Il sistema produttivo italiano è composto da lunghe filiere integrate che spesso operano in veri e propri distretti. Filiere che comprendono grandi aziende, a volte persino quotate, ma anche piccole e medie imprese fornitrici di componenti o servizi. Realtà, queste ultime, che oggi non sono tutte adeguatamente attrezzate per rispondere a questo tipo di minacce e finiscono pertanto per rappresentare una criticità nel sistema.
I numeri sono tutt’altro che trascurabili. Secondo l’ultimo rapporto curato da Confindustria Unicredit, sul nostro territorio operano circa 160mila PMI, aziende italiane, che impiegano tra i 10 e i 249 dipendenti e generano un valore aggiunto pari a 204 miliardi di euro l’anno.
A queste si aggiungono circa 90mila micro imprese che operano in settori strategici dell’economia nazionale o si trovano all’interno di una filiera complessa nei comparti dell’energia, della logistica, della cooperazione internazionale. Tutte realtà che oggi sono sprovviste per la quasi totalità di figure preposte alla predisposizione di piani di sicurezza contro le minacce cyber.
Eppure, se consideriamo il modo con cui i gruppi criminali operano, monitorando il web palmo a palmo in cerca di spiragli nei quali infiltrarsi, comprendiamo come sia necessario alzare anche lì il livello di guardia.
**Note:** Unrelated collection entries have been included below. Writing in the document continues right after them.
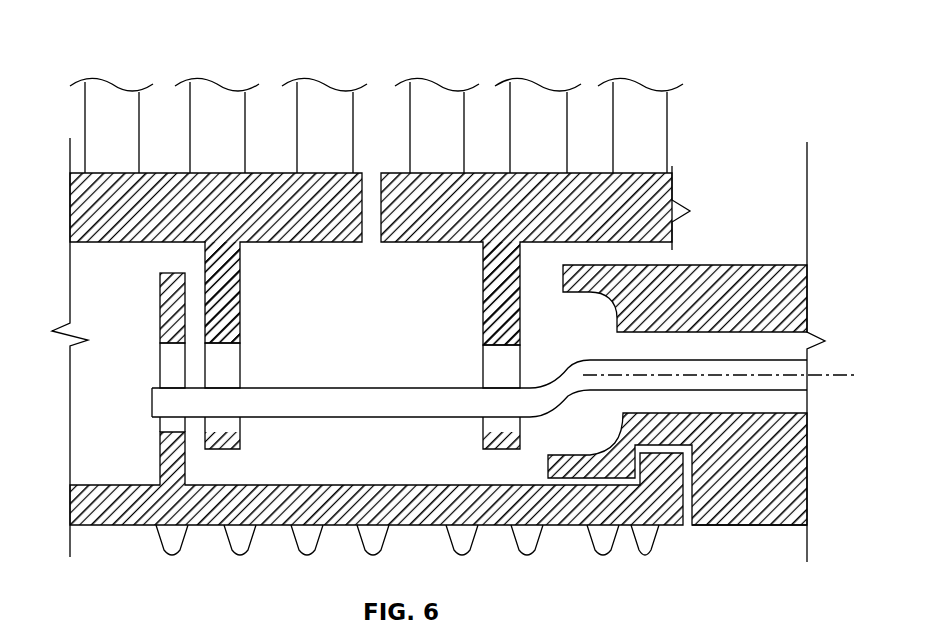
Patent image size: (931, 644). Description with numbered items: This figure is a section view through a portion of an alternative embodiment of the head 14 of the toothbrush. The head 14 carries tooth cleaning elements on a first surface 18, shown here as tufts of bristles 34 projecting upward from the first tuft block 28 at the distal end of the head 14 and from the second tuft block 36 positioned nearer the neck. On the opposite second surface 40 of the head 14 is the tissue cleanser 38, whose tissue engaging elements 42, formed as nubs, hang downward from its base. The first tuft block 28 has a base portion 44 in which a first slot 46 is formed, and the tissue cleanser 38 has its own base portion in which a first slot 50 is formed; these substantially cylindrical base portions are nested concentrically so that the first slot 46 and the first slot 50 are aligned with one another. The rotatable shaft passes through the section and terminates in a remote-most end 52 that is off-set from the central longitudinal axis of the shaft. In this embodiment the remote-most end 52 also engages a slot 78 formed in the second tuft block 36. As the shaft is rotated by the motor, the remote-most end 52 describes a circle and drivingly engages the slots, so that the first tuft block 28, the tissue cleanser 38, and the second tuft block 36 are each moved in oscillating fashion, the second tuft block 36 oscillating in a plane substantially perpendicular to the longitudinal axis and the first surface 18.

The head 14 is at (783, 490).
The first surface 18 is at (472, 170).
The first tuft block 28 is at (70, 195).
The tufts of bristles 34 is at (657, 125).
The second tuft block 36 is at (672, 230).
The tissue cleanser 38 is at (662, 507).
The second surface 40 is at (753, 528).
The tissue engaging elements 42 is at (308, 540).
The base portion 44 is at (222, 273).
The first slot 46 is at (225, 355).
The first slot 50 is at (173, 355).
The remote-most end 52 is at (323, 400).
The slot 78 is at (498, 358).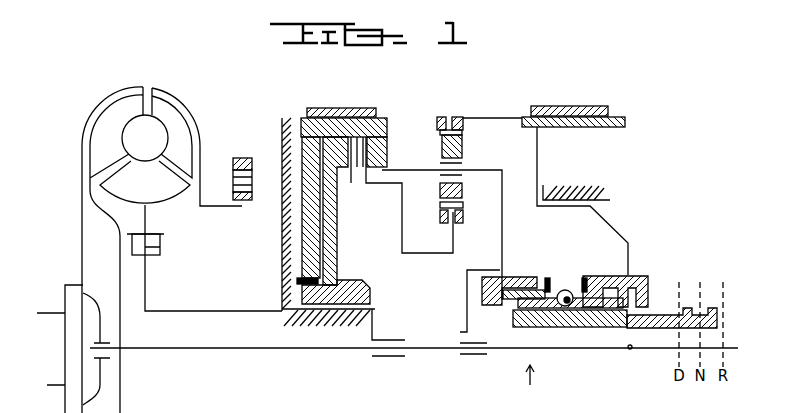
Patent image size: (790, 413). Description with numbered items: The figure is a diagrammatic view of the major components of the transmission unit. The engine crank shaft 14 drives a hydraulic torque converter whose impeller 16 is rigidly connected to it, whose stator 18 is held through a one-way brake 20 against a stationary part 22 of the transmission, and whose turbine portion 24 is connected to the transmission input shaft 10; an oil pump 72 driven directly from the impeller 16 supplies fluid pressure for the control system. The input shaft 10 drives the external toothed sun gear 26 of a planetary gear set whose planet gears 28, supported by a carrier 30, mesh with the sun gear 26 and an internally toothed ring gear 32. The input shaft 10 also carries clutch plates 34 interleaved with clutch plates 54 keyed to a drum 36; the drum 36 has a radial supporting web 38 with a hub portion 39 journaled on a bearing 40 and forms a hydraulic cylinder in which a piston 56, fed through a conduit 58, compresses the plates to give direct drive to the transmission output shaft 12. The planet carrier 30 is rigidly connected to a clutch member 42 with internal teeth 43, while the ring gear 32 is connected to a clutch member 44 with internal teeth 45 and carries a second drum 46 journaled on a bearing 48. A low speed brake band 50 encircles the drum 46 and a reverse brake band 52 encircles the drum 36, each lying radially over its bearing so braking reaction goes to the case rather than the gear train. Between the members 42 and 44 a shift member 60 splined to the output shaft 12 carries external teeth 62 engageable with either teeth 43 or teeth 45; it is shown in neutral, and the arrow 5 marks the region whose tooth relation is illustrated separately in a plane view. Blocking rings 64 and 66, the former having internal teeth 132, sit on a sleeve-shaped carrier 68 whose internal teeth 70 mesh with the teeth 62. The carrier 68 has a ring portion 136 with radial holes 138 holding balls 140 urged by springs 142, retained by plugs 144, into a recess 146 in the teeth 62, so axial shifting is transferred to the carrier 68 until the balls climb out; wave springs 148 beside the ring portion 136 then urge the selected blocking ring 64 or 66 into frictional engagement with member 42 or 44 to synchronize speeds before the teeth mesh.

Certo, dotarsi di un security manager per una piccola impresa diventa un costo, ma è un costo che si auto compensa. Perché nel momento in cui un server viene “sequestrato” da un gruppo di cyber criminali, la spesa per “liberarlo” supera esponenzialmente l’impegno economico in prevenzione.
Conclusioni
Una soluzione potrebbe arrivare, in questo senso, dai 623 milioni di euro previsti dal Pnrr per finanziare il rafforzamento delle difese cyber. Anche se, di questi fondi, 301 milioni sono già destinati alla Pubblica amministrazione, mentre 150 milioni alle Istituzioni nazionali (Ministero degli Interni, Consiglio di Stato, ecc). Prevedere, però, una linea di credito che consenta anche alle imprese private, a cominciare da quelle inserite nelle filiere strategiche, di consolidare le proprie difese cibernetiche, sarebbe un’operazione lungimirante. Così come rendere obbligatoria, progressivamente, la presenza di un responsabile della security in azienda. Proprio come accade oggi per l’Rspp, il Responsabile del Servizio di Prevenzione e Protezione, il Dpo, Data Protecion Officer o il Dirigente preposto alla certificazione dei bilanci.
Tutto questo nella consapevolezza che il rischio zero non esiste, è un’utopia. Ma, come diceva Eduardo Galeano: “L’utopia è là nell’orizzonte. Mi avvicino di due passi e lei si distanzia di due passi. Cammino 10 passi e l’orizzonte corre 10 passi. Per tanto che cammini non la raggiungerò mai. A che serve l’utopia? Serve per questo: perché io non smetta mai di camminare”.